En 1945, les grandes puissances s’étaient entendues sur des règles du jeu, en particulier sur ce qui constitue le facteur majeur de trouble sur la scène internationale : le recours à la guerre et, d’une manière générale, à la force. Malgré les tensions de la guerre froide, le système des Nations unies continuait de reposer officiellement sur le bannissement de la guerre et l’édiction de principes destinés à en limiter les causes. Cet ordre correspondait également aux intérêts des petits pays, dans la mesure où il interdit l’ingérence dont les États, notamment colonisateurs, usaient et abusaient pour imposer leurs vues à des populations plus faibles. En circonscrivant les conditions du recours à la force aux “menaces” qui pèsent sur la paix, la Charte de l’ONU prive les puissants d’arguments plus subjectifs. Au XIXe siècle, les Européens prétendaient par exemple intervenir dans l’Empire ottoman au prétexte de protéger les minorités chrétiennes persécutées (“interventions d’humanité”) [6].

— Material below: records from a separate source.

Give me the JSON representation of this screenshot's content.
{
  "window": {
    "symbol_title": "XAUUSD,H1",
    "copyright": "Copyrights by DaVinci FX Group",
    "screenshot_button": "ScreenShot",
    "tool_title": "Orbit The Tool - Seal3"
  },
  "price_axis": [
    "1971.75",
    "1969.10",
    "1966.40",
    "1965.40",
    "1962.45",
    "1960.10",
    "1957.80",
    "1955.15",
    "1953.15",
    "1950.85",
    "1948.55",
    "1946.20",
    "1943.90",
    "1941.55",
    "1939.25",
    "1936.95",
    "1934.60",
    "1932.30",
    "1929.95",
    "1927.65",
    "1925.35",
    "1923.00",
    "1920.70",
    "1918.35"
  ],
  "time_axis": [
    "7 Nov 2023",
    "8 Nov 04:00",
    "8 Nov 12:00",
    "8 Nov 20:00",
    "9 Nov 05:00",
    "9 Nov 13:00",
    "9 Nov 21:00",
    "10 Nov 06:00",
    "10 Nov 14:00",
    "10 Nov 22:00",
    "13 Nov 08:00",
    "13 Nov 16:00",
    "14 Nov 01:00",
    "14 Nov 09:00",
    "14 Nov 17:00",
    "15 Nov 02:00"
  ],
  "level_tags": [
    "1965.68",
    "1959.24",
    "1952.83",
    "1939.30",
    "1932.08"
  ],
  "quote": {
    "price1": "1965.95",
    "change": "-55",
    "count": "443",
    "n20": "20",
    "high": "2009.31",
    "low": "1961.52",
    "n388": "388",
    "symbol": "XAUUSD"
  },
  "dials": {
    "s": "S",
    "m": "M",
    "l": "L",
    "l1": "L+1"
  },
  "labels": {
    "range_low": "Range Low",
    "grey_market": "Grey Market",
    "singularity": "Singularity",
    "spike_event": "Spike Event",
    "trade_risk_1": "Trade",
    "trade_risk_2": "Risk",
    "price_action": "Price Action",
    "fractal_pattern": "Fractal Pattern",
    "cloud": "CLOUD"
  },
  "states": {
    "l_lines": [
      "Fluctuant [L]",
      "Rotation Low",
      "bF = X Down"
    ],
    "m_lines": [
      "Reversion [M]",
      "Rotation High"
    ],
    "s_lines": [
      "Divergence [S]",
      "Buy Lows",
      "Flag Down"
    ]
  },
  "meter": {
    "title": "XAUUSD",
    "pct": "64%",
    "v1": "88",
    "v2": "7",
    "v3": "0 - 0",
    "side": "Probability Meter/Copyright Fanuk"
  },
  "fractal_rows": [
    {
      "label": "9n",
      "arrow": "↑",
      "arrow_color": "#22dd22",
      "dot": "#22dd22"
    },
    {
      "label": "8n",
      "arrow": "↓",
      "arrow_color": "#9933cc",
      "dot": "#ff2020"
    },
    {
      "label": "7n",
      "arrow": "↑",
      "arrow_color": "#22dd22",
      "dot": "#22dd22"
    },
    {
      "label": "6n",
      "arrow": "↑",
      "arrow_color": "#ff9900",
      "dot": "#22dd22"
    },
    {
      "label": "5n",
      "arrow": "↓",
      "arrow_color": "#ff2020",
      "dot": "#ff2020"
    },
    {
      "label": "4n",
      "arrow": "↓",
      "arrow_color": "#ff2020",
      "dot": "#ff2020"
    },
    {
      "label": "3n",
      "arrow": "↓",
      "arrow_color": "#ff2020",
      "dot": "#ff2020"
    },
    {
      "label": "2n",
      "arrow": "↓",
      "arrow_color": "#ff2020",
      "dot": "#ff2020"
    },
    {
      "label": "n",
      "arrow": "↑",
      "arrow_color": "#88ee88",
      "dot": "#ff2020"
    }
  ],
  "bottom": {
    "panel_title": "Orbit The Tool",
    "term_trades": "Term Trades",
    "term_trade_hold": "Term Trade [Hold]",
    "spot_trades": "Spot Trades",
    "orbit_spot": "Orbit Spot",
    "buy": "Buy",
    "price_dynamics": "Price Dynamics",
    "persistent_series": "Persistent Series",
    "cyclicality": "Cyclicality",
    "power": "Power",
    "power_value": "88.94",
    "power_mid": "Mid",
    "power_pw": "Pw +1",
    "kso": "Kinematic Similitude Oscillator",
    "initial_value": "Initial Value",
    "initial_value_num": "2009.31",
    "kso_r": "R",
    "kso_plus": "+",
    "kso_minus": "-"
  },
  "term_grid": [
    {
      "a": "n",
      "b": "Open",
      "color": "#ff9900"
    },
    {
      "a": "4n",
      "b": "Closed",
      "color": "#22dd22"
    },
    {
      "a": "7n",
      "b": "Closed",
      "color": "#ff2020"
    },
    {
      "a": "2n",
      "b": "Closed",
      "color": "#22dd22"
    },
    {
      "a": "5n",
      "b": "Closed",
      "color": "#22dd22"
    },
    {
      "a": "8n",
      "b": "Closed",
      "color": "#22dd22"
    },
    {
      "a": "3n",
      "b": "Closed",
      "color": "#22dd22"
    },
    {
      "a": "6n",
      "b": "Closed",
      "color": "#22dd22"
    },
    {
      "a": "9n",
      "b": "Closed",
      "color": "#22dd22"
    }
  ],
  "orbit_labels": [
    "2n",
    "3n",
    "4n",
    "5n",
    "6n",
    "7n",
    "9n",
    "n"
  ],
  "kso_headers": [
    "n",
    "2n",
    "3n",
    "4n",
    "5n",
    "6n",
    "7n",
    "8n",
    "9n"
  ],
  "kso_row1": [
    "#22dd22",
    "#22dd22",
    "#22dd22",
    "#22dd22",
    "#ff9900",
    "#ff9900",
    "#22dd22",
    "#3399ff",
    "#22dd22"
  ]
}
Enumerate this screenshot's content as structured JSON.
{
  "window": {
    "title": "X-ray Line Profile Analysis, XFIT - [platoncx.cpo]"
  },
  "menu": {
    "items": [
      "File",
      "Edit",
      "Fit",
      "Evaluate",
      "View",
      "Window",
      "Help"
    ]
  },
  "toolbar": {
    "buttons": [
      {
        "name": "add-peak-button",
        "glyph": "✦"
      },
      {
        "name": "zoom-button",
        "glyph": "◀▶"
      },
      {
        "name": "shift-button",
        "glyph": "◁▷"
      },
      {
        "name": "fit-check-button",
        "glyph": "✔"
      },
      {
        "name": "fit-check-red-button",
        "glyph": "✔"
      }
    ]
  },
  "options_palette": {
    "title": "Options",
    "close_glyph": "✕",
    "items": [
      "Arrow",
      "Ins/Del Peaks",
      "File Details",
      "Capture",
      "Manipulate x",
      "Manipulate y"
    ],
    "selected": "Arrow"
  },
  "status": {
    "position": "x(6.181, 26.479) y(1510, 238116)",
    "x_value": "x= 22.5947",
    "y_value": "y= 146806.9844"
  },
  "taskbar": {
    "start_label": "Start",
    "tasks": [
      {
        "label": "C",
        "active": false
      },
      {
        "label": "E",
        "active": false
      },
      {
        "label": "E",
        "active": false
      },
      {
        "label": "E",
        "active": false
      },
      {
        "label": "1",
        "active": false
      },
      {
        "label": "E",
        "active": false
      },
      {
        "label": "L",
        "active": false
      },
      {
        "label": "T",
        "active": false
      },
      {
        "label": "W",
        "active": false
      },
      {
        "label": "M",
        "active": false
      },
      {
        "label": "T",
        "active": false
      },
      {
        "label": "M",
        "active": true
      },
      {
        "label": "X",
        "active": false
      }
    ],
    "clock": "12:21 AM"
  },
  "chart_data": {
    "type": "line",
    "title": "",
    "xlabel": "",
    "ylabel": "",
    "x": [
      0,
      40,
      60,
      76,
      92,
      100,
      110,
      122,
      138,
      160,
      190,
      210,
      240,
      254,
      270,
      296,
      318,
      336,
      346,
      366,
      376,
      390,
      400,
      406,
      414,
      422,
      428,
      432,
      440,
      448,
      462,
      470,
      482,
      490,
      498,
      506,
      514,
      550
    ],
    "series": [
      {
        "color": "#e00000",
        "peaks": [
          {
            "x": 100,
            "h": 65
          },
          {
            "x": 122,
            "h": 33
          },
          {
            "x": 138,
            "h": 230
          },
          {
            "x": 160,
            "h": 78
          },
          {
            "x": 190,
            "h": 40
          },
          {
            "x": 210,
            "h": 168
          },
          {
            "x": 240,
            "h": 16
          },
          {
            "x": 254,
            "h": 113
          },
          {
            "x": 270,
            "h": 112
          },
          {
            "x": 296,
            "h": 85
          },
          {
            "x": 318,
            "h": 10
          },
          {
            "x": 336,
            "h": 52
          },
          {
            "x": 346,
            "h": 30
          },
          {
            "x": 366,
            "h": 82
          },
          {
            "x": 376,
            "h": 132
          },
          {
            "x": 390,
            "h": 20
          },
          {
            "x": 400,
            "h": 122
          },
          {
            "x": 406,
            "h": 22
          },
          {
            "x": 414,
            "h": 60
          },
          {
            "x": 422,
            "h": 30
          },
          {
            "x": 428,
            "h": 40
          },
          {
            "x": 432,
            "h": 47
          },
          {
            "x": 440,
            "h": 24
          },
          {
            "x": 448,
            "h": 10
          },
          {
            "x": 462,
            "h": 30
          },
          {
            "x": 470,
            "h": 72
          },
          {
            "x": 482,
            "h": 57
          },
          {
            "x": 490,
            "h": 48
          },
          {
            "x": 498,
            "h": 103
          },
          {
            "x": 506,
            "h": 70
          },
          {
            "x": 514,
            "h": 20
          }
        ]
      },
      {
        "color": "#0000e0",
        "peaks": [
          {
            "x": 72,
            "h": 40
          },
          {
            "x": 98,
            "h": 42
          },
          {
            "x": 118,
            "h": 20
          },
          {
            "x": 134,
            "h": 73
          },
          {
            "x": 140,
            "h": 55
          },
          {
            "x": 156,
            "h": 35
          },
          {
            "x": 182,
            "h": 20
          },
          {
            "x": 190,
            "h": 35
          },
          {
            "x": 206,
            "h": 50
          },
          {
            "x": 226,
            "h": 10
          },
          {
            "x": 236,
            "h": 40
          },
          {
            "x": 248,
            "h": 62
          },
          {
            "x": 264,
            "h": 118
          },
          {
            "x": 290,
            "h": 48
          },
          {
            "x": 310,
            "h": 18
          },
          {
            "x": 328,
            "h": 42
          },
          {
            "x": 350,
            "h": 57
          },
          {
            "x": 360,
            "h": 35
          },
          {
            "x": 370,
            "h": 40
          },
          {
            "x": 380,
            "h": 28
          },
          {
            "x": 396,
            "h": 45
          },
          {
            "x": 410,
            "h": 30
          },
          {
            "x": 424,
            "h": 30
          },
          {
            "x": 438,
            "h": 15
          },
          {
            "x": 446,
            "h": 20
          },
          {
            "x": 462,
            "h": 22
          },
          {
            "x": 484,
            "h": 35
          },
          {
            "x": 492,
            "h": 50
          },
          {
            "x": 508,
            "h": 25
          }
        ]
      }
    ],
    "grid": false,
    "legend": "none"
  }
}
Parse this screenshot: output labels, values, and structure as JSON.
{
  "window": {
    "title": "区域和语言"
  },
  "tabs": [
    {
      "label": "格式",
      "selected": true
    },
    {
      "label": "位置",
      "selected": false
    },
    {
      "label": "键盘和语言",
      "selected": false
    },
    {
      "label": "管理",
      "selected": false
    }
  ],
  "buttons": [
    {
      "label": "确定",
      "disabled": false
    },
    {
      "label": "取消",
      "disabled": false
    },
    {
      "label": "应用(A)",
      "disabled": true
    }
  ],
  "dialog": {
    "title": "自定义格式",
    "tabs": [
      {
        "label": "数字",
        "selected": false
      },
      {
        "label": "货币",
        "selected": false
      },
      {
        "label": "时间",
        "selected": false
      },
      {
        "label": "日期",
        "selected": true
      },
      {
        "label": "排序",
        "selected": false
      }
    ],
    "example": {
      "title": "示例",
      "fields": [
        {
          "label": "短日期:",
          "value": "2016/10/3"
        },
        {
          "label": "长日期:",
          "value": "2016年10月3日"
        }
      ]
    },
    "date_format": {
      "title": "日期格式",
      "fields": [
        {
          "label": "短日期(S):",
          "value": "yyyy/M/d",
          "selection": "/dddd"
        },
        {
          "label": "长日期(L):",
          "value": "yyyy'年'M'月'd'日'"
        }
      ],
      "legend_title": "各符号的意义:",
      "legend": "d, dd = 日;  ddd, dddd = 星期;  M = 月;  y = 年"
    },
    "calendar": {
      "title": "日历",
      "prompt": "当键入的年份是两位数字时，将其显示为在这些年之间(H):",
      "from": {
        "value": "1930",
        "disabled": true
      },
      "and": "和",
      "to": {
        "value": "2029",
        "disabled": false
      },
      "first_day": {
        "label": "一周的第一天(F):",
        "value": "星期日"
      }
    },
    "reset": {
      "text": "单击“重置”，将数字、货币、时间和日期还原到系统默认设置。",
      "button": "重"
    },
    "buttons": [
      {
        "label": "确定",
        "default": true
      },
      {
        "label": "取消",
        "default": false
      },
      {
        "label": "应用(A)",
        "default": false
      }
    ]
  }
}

Les années 1990 ouvrent la voie à une modification de l’équilibre politique et juridique, par l’élargissement des circonstances légitimes d’entrée en guerre (jus ad bellum). Cette époque est d’ailleurs marquée par la diffusion d’idées telles que le devoir ou le droit d’ingérence, cher au politiste italien Mario Bettati et au fondateur de Médecins sans frontières (MSF) Bernard Kouchner [7]. » Anne-Cécile Robert

[1Lire Claude Julien, « Guerres saintes », Le Monde diplomatique, septembre 1990.

[2Cf. André Bellon, « “Dieu, que la guerre est jolie !” », Le Monde, 27-28 mars 1999.

[3Cf. Serge Halimi, Dominique Vidal, Henri Maler et Mathias Reymond, L’opinion, ça se travaille ! Les médias et les « guerres justes », Agone, Marseille, 2014 (1re éd. : 2000).

[4Lire Xavier Bougarel, « Dans les Balkans, dix années d’erreurs et d’arrière-pensées », Le Monde diplomatique, septembre 1999.

[5Cf. Jean-Marc de La Sablière, Dans les coulisses du monde. Du Rwanda à la guerre d’Irak, un grand négociateur révèle le dessous des cartes, Robert Laffont, Paris, 2013.

[6Lire « Origines et vicissitudes du “droit d’ingérence” », Le Monde diplomatique, mai 2011.

[7Cf. Mario Bettati et Bernard Kouchner, Le Devoir d’ingérence. Peut-on les laisser mourir ?, Denoël, Paris, 1987.